Dobrze wiedzieli, że używanie bliskich jako waluty przetargowej przy uzyskiwaniu informacji zostawiało głębokie ślady na psychice.
Gdy dojeżdżali do Calabasas zadzwonili do Jacksona.
– To dobrze, wróciła ze szkoły i od tamtej pory nie wyszła z domku. Spotkamy się na miejscu.
Prawie nie czekali aż Kometa w miarę prosto zaparkuje przy wjeździe do parku. Od razu, gdy zobaczyli zjazd, praktycznie wyskoczyli z samochodu w locie. Domek został zaadaptowany do codziennego życia, chociaż wcześniej pewnie służył wyłącznie do spraw administracyjno–porządkowych. Dość mały, stary, otwarcie zakluczonych drzwi wymagało wyłącznie większego nacisku ramieniem. Przerażająca niedbałość względem bezpieczeństwa. W przypadku Corrie było to podwójnie groźne – jeśli ktoś dowiedziałby się, że nie miała praktycznie żadnej ochrony...
Weszli jeden po drugimi, zsynchronizowani z bronią uniesioną wysoko. W domu był tylko pan Wyan i Corrie.
Dziewczyna wrzasnęła, plecami uderzyła o ścianę. Jej tata zamarł w pół drogi na kanapę. Uniósł obandażowanego kikuta i drugą dłoń w obronnym geście.

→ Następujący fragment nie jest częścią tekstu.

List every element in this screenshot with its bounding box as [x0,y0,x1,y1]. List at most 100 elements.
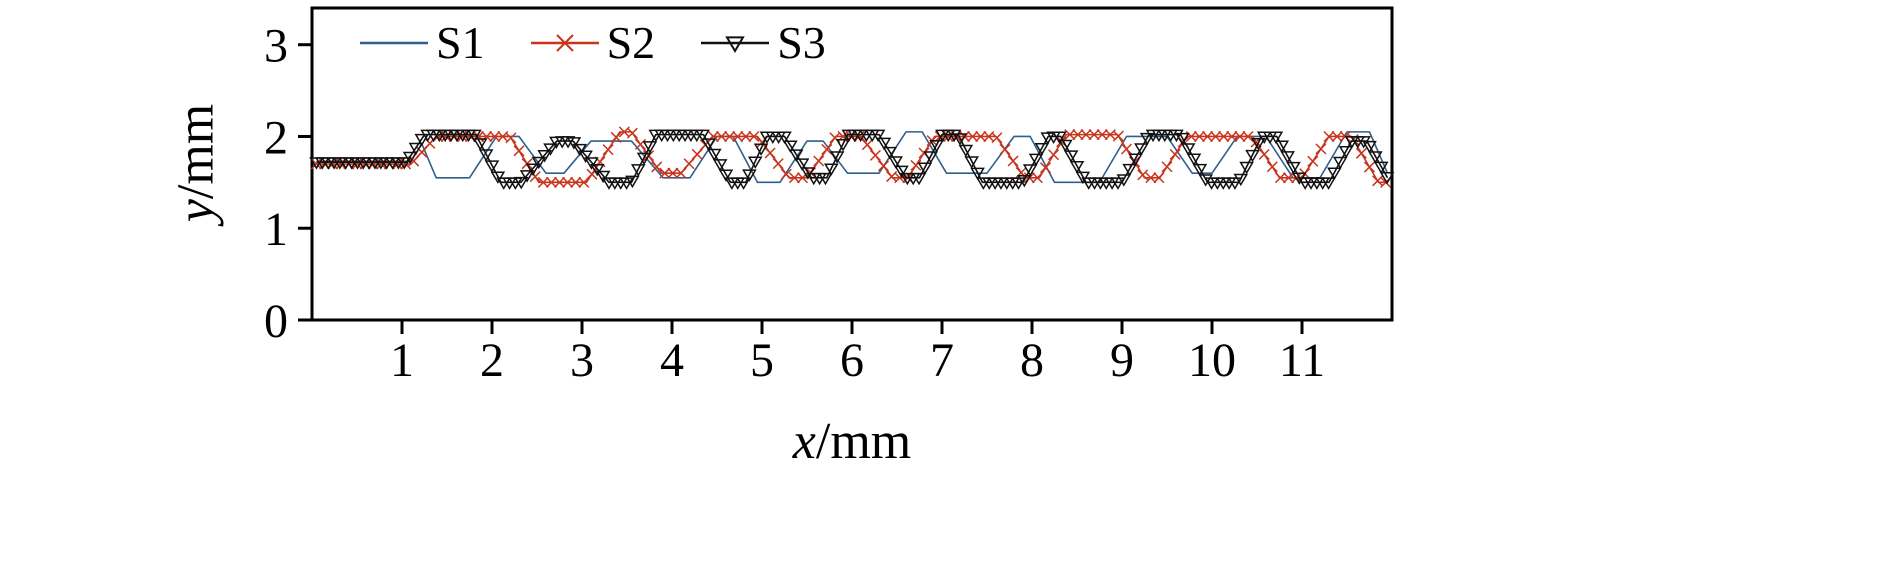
series-marker-s3 [1180,143,1196,156]
series-marker-s3 [695,129,710,143]
legend-item-s1: S1 [358,16,485,69]
series-marker-s3 [625,175,640,189]
series-marker-s2 [1201,130,1214,143]
series-marker-s3 [794,158,810,171]
series-marker-s3 [964,156,980,169]
series-marker-s2 [1039,162,1052,174]
series-marker-s2 [821,143,833,155]
y-axis-label: y/mm [167,104,226,222]
series-marker-s2 [869,149,881,161]
series-marker-s2 [1363,161,1376,173]
series-marker-s3 [1332,156,1348,170]
series-marker-s3 [1338,146,1354,159]
series-marker-s2 [1274,172,1286,184]
x-tick-label: 6 [840,334,864,387]
series-marker-s2 [772,158,784,170]
series-marker-s3 [1327,167,1342,180]
series-marker-s3 [484,160,500,173]
legend-label-s2: S2 [606,17,656,68]
series-marker-s2 [861,139,873,151]
series-marker-s2 [999,143,1011,155]
series-marker-s3 [543,143,558,156]
series-marker-s3 [1239,161,1254,175]
series-marker-s3 [519,170,535,183]
legend-item-s3: S3 [699,16,826,69]
series-marker-s2 [975,130,987,143]
series-marker-s3 [747,156,763,169]
series-marker-s3 [742,169,757,182]
series-marker-s3 [1362,140,1377,154]
series-marker-s2 [537,176,549,188]
series-marker-s3 [753,143,769,156]
x-axis-label: x/mm [312,412,1392,471]
series-marker-s2 [715,130,728,143]
series-marker-s3 [572,143,588,157]
series-marker-s2 [1064,129,1076,141]
series-marker-s2 [1161,161,1173,173]
series-marker-s3 [472,138,488,151]
series-marker-s2 [1315,143,1327,155]
series-marker-s3 [584,157,599,170]
series-marker-s2 [570,176,582,188]
legend-sample-s2 [530,33,599,52]
series-marker-s2 [634,138,647,150]
series-marker-s3 [1063,150,1079,163]
series-marker-s3 [1017,174,1032,188]
series-marker-s3 [630,164,646,177]
y-axis-label-var: y [167,199,225,223]
series-marker-s2 [910,159,922,171]
series-marker-s3 [1373,161,1389,175]
x-tick-label: 4 [660,334,684,387]
series-marker-s3 [1198,174,1214,187]
series-marker-s2 [991,132,1003,144]
series-marker-s2 [967,130,979,143]
series-marker-s2 [1145,172,1157,184]
series-marker-s2 [732,130,744,143]
series-marker-s2 [1112,130,1124,142]
series-marker-s2 [1210,130,1222,143]
series-marker-s2 [691,148,703,160]
series-marker-s3 [946,129,962,143]
series-marker-s3 [706,148,722,162]
series-marker-s2 [1323,130,1335,143]
series-marker-s3 [525,163,541,176]
series-marker-s3 [1379,172,1395,185]
series-marker-s3 [823,163,839,176]
series-marker-s3 [952,133,968,146]
series-marker-s3 [1368,151,1383,164]
series-marker-s3 [888,156,903,169]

– Niczego nie mamy, ale bierzcie co chcecie! – zawołał. – Nie krzywdźcie mojej córki!
Corrie skakała spojrzeniem od nich do swojego taty. Cała się trzęsła, miała ogromne oczy oraz przeraźliwie bladą twarz. Kiedy w środku znaleźli się wszyscy, Cole tyłem do nich z bronią czujnie uniesioną na podwórze, dziewczyna zrozumiała kto znalazł się w jej domu. Skrzywiła twarz, jakby odczuwała ogromny ból.
– Nikogo nie skrzywdzimy – Luca zapewnił szorstko, głos miał stłumiony przez maskę. Postanowił jednak ściągnąć ją oraz opuścić i schować broń. Ruch ten zaskoczył Wyana, a dziewczyna skuliła się jeszcze mocniej. – Chcemy informacji, Corrie. Gdzie jest Jessamine Heyes? Co kazałaś Kryształowi z nią zrobić?
Dziewczyna, co było do przewidzenia, wybuchnęła rozpaczliwym płaczem.
– Obszar czysty – usłyszeli w komunikatorze głos Jacksona. – Tutaj dalej nikogo nie ma, jej dom jest niepilnowany.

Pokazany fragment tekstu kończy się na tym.